What is Containerization?
When code is developed in a specific computing environment and transferred to a different environment, there is a high possibility of the code to result in bugs and errors due to missing dependencies, libraries, or any configuration setting files.
For example, if a Windows-based version was ported to Linux operating system, or when an application was developed in the business environment and ported to the customer’s environment, the application would often throw errors. If the dependencies are provided along with the code, the potential bugs and errors can be eliminated.
Containerization is the process of bundling the application code along with the libraries, configuration files, and dependencies required for the application to run cross-platform.
Thus, Containerization is an application-packaging approach where the code is written once and capable of executing anywhere, making the application highly portable. This itself is an advantage of containerization. Docker is the example of a containerization platform.
What is a Container?
The single package of software built using containerization technology is called a ‘Container’. The container is a standalone package, independent of the host operating system. Being as such, it can then execute across multiple platforms, without any issues.

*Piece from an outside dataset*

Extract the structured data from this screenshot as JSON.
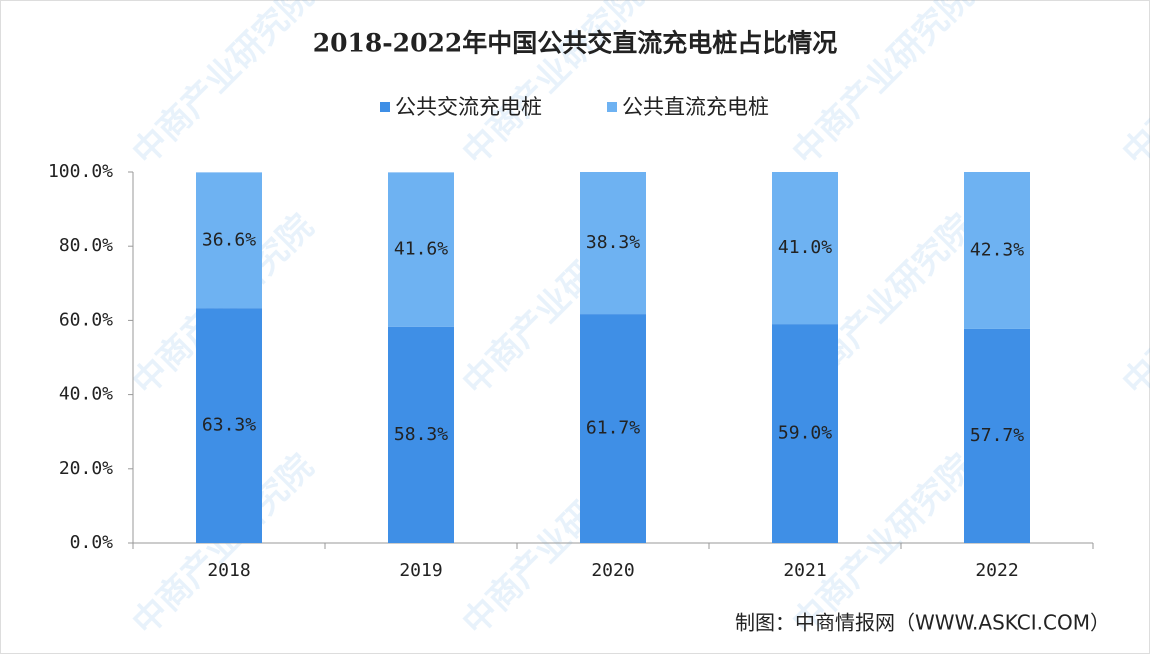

Following are the advantages of using Containers −
Containers share the machine’s operating system Kernel. They do not require to associate the operating system from within the application hence they are lightweight.
It takes less start-up time in the environment where it is deployed.
Difference between Virtualization and Containerization
The following table compares and contrasts the different features of Virtualization and Containerization −
|Technology||One physical machine has multiple OSs residing on it and appears as multiple machines.||The application developed in a host environment with same OS and the same machine executes flawlessly on multiple different environments.|
|Start-up Time||Higher than containers||Less|
|Speed of working||VMs being a virtual copy of the host server on its own operating system, VMs are resource-heavy, hence slower.||Containers are faster.|
|Component that Virtualizes and the one being virtualized||Hypervisors virtualize the underlying hardware (use of the same hardware).||Containers virtualize the operating system (use of the same OS).|
|Cost of implementation||Higher||Lower|
|Benefits for||IT enterprise businesses||Software developers and in turn IT businesses|
Virtualization and Containerization are very similar yet different IT resource virtualization technologies. Both the technologies enable improved resource utilization with physical machines.
Virtualization supports executing multiple operating systems on a single physical server, whereas Containerization supports deploying multiple applications developed in the environment of one operating system residing on a single virtual machine or a server. Both the technologies address different challenges, hence the latter will not replace the prior.